Qu’est-ce qui pourrait changer avec les élections européennes ?
L’enjeu est énorme parce que le Parlement européen a un pouvoir de codécision réel avec le Conseil des ministres de l’UE. Certes, il ne peut pas initier les politiques de l’UE à proprement parler, mais il peut bloquer les initiatives de la Commission qui sont déjà approuvées par le Conseil des ministres. En cela, le bord politique du Parlement peut gripper totalement le système des décisions communautaires. Surtout, il pourra encourager une dilution des règles existantes. Je pense en particulier au Green Deal, qui deviendra de moins en moins ambitieux si l’extrême droite et la droite prédominent au Parlement. Il y aura des conséquences directes sur la politique de commerce international et les nouveaux accords de libre-échange. Les discussions autour des accords avec le Mercosur, aujourd’hui suspendues, reprendront un jour. Si le Parlement comporte une forte présence d’élus populistes d’extrême droite, il y aura des crispations. Et puis une droitisation du Parlement ne permettra pas d’installer des débats sereins concernant l’Ukraine.

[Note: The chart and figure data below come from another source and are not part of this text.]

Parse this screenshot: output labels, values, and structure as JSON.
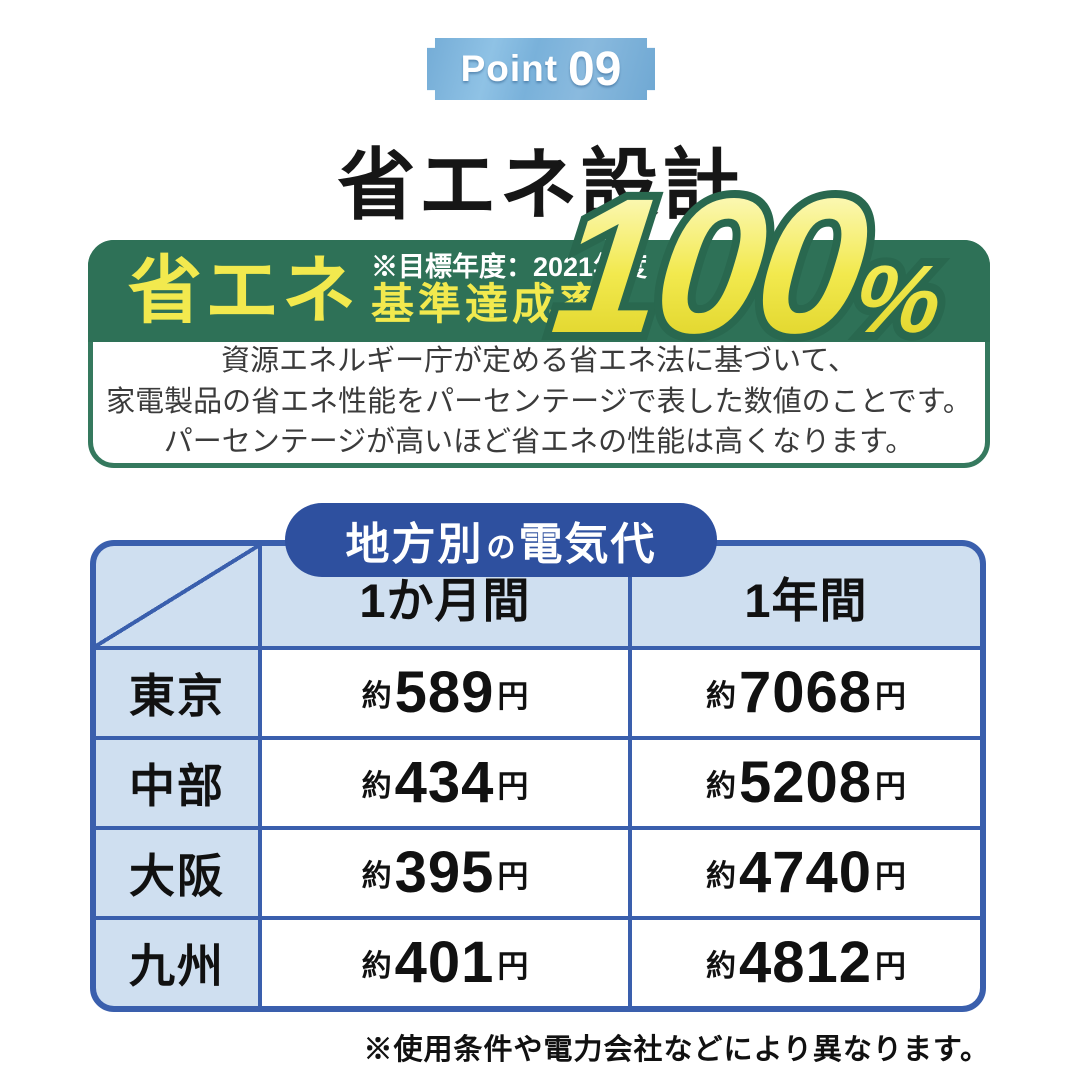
{
  "badge": {
    "word": "Point",
    "number": "09"
  },
  "page_title": "省エネ設計",
  "banner": {
    "main_label": "省エネ",
    "note": "※目標年度：2021年度",
    "sub_label": "基準達成率",
    "value": "100",
    "unit": "%",
    "description_lines": [
      "資源エネルギー庁が定める省エネ法に基づいて、",
      "家電製品の省エネ性能をパーセンテージで表した数値のことです。",
      "パーセンテージが高いほど省エネの性能は高くなります。"
    ]
  },
  "table": {
    "title_parts": [
      "地方別",
      "の",
      "電気代"
    ],
    "col_headers": [
      "1か月間",
      "1年間"
    ],
    "approx_prefix": "約",
    "yen_suffix": "円",
    "rows": [
      {
        "region": "東京",
        "month": "589",
        "year": "7068"
      },
      {
        "region": "中部",
        "month": "434",
        "year": "5208"
      },
      {
        "region": "大阪",
        "month": "395",
        "year": "4740"
      },
      {
        "region": "九州",
        "month": "401",
        "year": "4812"
      }
    ]
  },
  "footnote": "※使用条件や電力会社などにより異なります。",
  "colors": {
    "badge_blue": "#7cb3da",
    "banner_green": "#2e7157",
    "accent_yellow": "#f2e94e",
    "pill_blue": "#2e509f",
    "table_border_blue": "#3a5fad",
    "table_light_blue": "#cfdff0"
  }
}
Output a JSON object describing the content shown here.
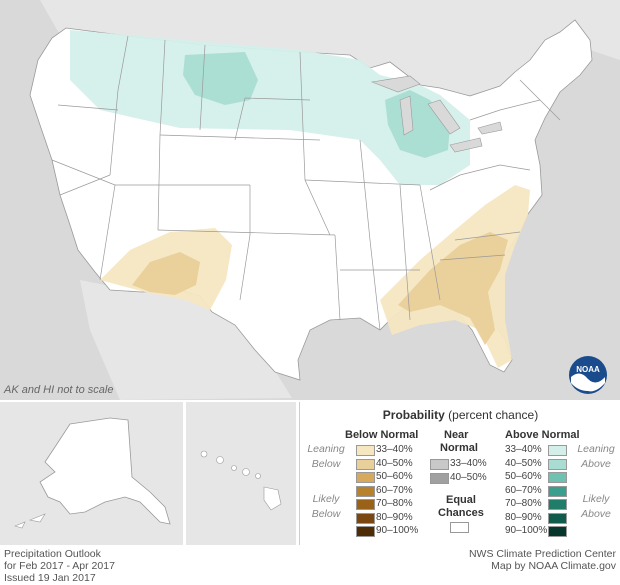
{
  "map": {
    "scale_note": "AK and HI not to scale",
    "logo_text": "NOAA",
    "colors": {
      "land": "#ffffff",
      "background": "#d9d9d9",
      "state_border": "#9a9a9a",
      "above_33_40": "#d4efea",
      "above_40_50": "#a9ddd3",
      "below_33_40": "#f6e7c1",
      "below_40_50": "#e9cf99"
    }
  },
  "legend": {
    "title_bold": "Probability",
    "title_rest": " (percent chance)",
    "below_header": "Below Normal",
    "near_header_line1": "Near",
    "near_header_line2": "Normal",
    "above_header": "Above Normal",
    "leaning_below": "Leaning Below",
    "likely_below": "Likely Below",
    "leaning_above": "Leaning Above",
    "likely_above": "Likely Above",
    "equal_line1": "Equal",
    "equal_line2": "Chances",
    "below_items": [
      {
        "label": "33–40%",
        "color": "#f6e7c1"
      },
      {
        "label": "40–50%",
        "color": "#e9cf99"
      },
      {
        "label": "50–60%",
        "color": "#d7a95c"
      },
      {
        "label": "60–70%",
        "color": "#b8822d"
      },
      {
        "label": "70–80%",
        "color": "#9a6219"
      },
      {
        "label": "80–90%",
        "color": "#7a4710"
      },
      {
        "label": "90–100%",
        "color": "#4e2c06"
      }
    ],
    "near_items": [
      {
        "label": "33–40%",
        "color": "#c8c8c8"
      },
      {
        "label": "40–50%",
        "color": "#a0a0a0"
      }
    ],
    "above_items": [
      {
        "label": "33–40%",
        "color": "#d4efea"
      },
      {
        "label": "40–50%",
        "color": "#a9ddd3"
      },
      {
        "label": "50–60%",
        "color": "#6fc2b1"
      },
      {
        "label": "60–70%",
        "color": "#3a9f8c"
      },
      {
        "label": "70–80%",
        "color": "#1f7d6a"
      },
      {
        "label": "80–90%",
        "color": "#0f5c4c"
      },
      {
        "label": "90–100%",
        "color": "#06372c"
      }
    ]
  },
  "footer": {
    "left_line1": "Precipitation Outlook",
    "left_line2": "for Feb 2017 - Apr 2017",
    "left_line3": "Issued 19 Jan 2017",
    "right_line1": "NWS Climate Prediction Center",
    "right_line2": "Map by NOAA Climate.gov"
  }
}
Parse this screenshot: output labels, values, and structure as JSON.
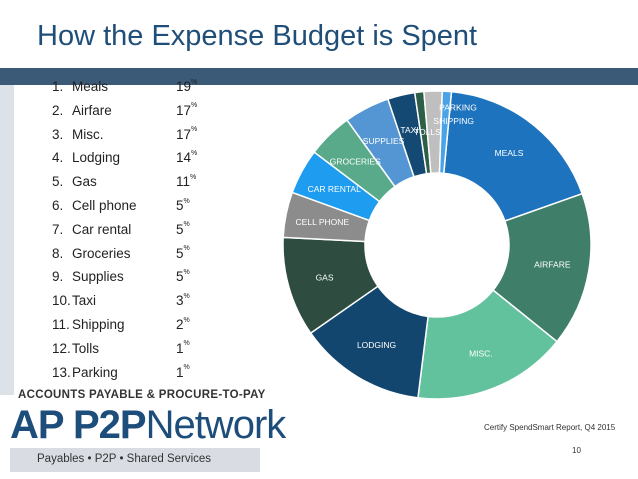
{
  "slide": {
    "title": "How the Expense Budget is Spent",
    "source": "Certify SpendSmart Report, Q4 2015",
    "page_number": "10"
  },
  "logo": {
    "top_line": "ACCOUNTS PAYABLE & PROCURE-TO-PAY",
    "main_bold": "AP P2P",
    "main_light": "Network",
    "tagline": "Payables  •  P2P  •  Shared Services"
  },
  "list": [
    {
      "num": "1.",
      "label": "Meals",
      "value": "19",
      "unit": "%"
    },
    {
      "num": "2.",
      "label": "Airfare",
      "value": "17",
      "unit": "%"
    },
    {
      "num": "3.",
      "label": "Misc.",
      "value": "17",
      "unit": "%"
    },
    {
      "num": "4.",
      "label": "Lodging",
      "value": "14",
      "unit": "%"
    },
    {
      "num": "5.",
      "label": "Gas",
      "value": "11",
      "unit": "%"
    },
    {
      "num": "6.",
      "label": "Cell phone",
      "value": "5",
      "unit": "%"
    },
    {
      "num": "7.",
      "label": "Car rental",
      "value": "5",
      "unit": "%"
    },
    {
      "num": "8.",
      "label": "Groceries",
      "value": "5",
      "unit": "%"
    },
    {
      "num": "9.",
      "label": "Supplies",
      "value": "5",
      "unit": "%"
    },
    {
      "num": "10.",
      "label": "Taxi",
      "value": "3",
      "unit": "%"
    },
    {
      "num": "11.",
      "label": "Shipping",
      "value": "2",
      "unit": "%"
    },
    {
      "num": "12.",
      "label": "Tolls",
      "value": "1",
      "unit": "%"
    },
    {
      "num": "13.",
      "label": "Parking",
      "value": "1",
      "unit": "%"
    }
  ],
  "chart_data": {
    "type": "pie",
    "subtype": "donut",
    "title": "",
    "slices": [
      {
        "label": "MEALS",
        "value": 19,
        "color": "#1e73be"
      },
      {
        "label": "AIRFARE",
        "value": 17,
        "color": "#3f7f69"
      },
      {
        "label": "MISC.",
        "value": 17,
        "color": "#62c29e"
      },
      {
        "label": "LODGING",
        "value": 14,
        "color": "#13466e"
      },
      {
        "label": "GAS",
        "value": 11,
        "color": "#2e4d40"
      },
      {
        "label": "CELL PHONE",
        "value": 5,
        "color": "#8c8c8c"
      },
      {
        "label": "CAR RENTAL",
        "value": 5,
        "color": "#1e9cf0"
      },
      {
        "label": "GROCERIES",
        "value": 5,
        "color": "#59aa8b"
      },
      {
        "label": "SUPPLIES",
        "value": 5,
        "color": "#5496d4"
      },
      {
        "label": "TAXI",
        "value": 3,
        "color": "#134972"
      },
      {
        "label": "TOLLS",
        "value": 1,
        "color": "#2c5e48"
      },
      {
        "label": "SHIPPING",
        "value": 2,
        "color": "#bfbfbf"
      },
      {
        "label": "PARKING",
        "value": 1,
        "color": "#4aa3e6"
      }
    ]
  }
}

“On pourrait envisager l’intégration de l’Ukraine au nom de la démocratie, que l’UE est censée défendre bec et ongle”
Justement, l’intégration de l’Ukraine n’accentuerait-elle pas la difficulté à prendre l’UE au sérieux ?

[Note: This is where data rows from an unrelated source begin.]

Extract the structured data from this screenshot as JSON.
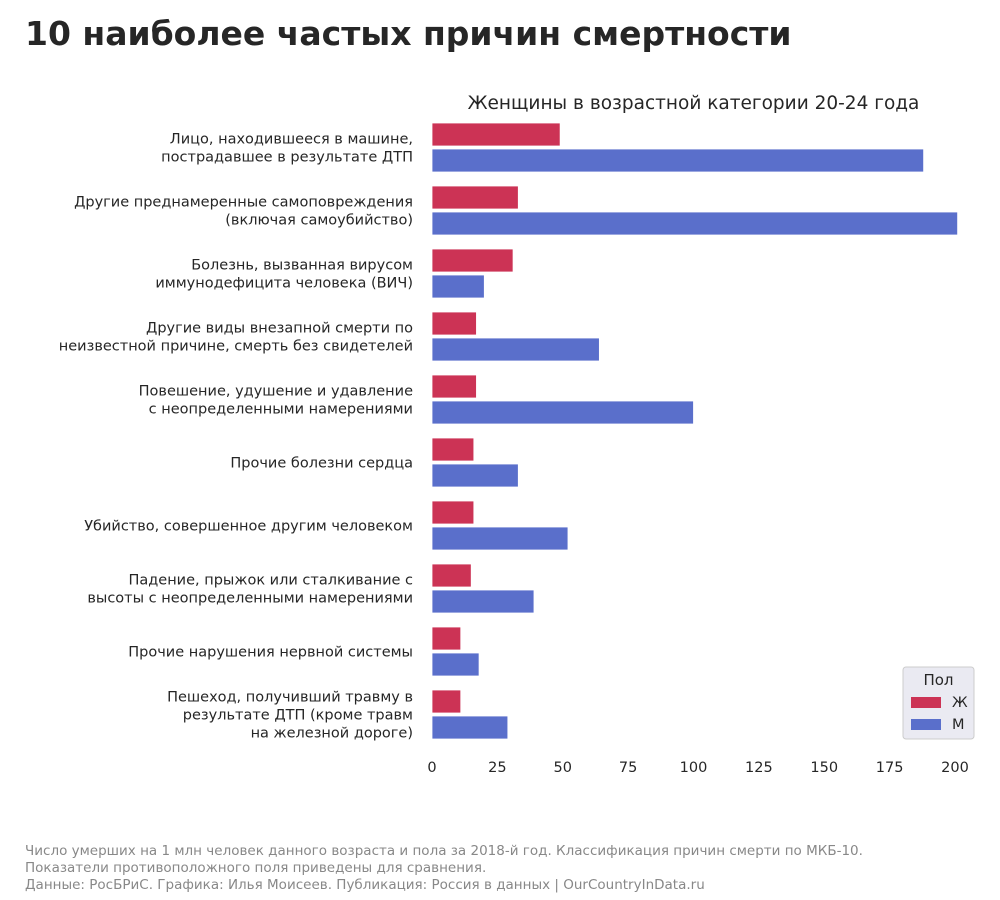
{
  "page_title": "10 наиболее частых причин смертности",
  "chart_data": {
    "type": "bar",
    "orientation": "horizontal",
    "title": "Женщины в возрастной категории 20-24 года",
    "xlabel": "",
    "ylabel": "",
    "xlim": [
      0,
      200
    ],
    "xticks": [
      "0",
      "25",
      "50",
      "75",
      "100",
      "125",
      "150",
      "175",
      "200"
    ],
    "grid": false,
    "legend": {
      "title": "Пол",
      "position": "bottom-right"
    },
    "categories": [
      [
        "Лицо, находившееся в машине,",
        "пострадавшее в результате ДТП"
      ],
      [
        "Другие преднамеренные самоповреждения",
        "(включая самоубийство)"
      ],
      [
        "Болезнь, вызванная вирусом",
        "иммунодефицита человека (ВИЧ)"
      ],
      [
        "Другие виды внезапной смерти по",
        "неизвестной причине, смерть без свидетелей"
      ],
      [
        "Повешение, удушение и удавление",
        "с неопределенными намерениями"
      ],
      [
        "Прочие болезни сердца"
      ],
      [
        "Убийство, совершенное другим человеком"
      ],
      [
        "Падение, прыжок или сталкивание с",
        "высоты с неопределенными намерениями"
      ],
      [
        "Прочие нарушения нервной системы"
      ],
      [
        "Пешеход, получивший травму в",
        "результате ДТП (кроме травм",
        "на железной дороге)"
      ]
    ],
    "series": [
      {
        "name": "Ж",
        "color": "#cc3355",
        "values": [
          49,
          33,
          31,
          17,
          17,
          16,
          16,
          15,
          11,
          11
        ]
      },
      {
        "name": "М",
        "color": "#5a6fcb",
        "values": [
          188,
          201,
          20,
          64,
          100,
          33,
          52,
          39,
          18,
          29
        ]
      }
    ]
  },
  "footer": {
    "line1": "Число умерших на 1 млн человек данного возраста и пола за 2018-й год. Классификация причин смерти по МКБ-10.",
    "line2": "Показатели противоположного поля приведены для сравнения.",
    "line3": "Данные: РосБРиС. Графика: Илья Моисеев. Публикация: Россия в данных | OurCountryInData.ru"
  }
}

Dans l’ambiance actuelle, la perspective d’une adhésion de l’Ukraine est vue comme une menace au modèle social et aux acquis communautaires. Il y a une opposition de nature politique : on pense qu’une intégration de l’Ukraine complexifiera le système de décision de l’UE. Sur le plan économique, on craint que l’intégration d’un pays où les normes environnementales et sociales sont plus laxistes déstabilise les marchés. Certes, l’agriculture ukrainienne utilise beaucoup plus d’intrants, de pesticides. Certes, l’écart des coûts de main-d’œuvre pourrait désavantager les travailleurs européens, à l’Ouest surtout. Mais on a vu avec les pays de l’Est, comme la Pologne, que l’adhésion à l’UE s’organise : après une période de transition, ces pays ont été obligés d’adhérer aux règles européennes.
On pourrait aussi présenter les choses sous une lumière plus positive. Économiquement, l’Ukraine a des ressources extrêmement importantes, c’est le grenier à blé de l’Europe. Et puis on pourrait envisager son intégration au nom de la démocratie, que l’UE est censée défendre bec et ongle.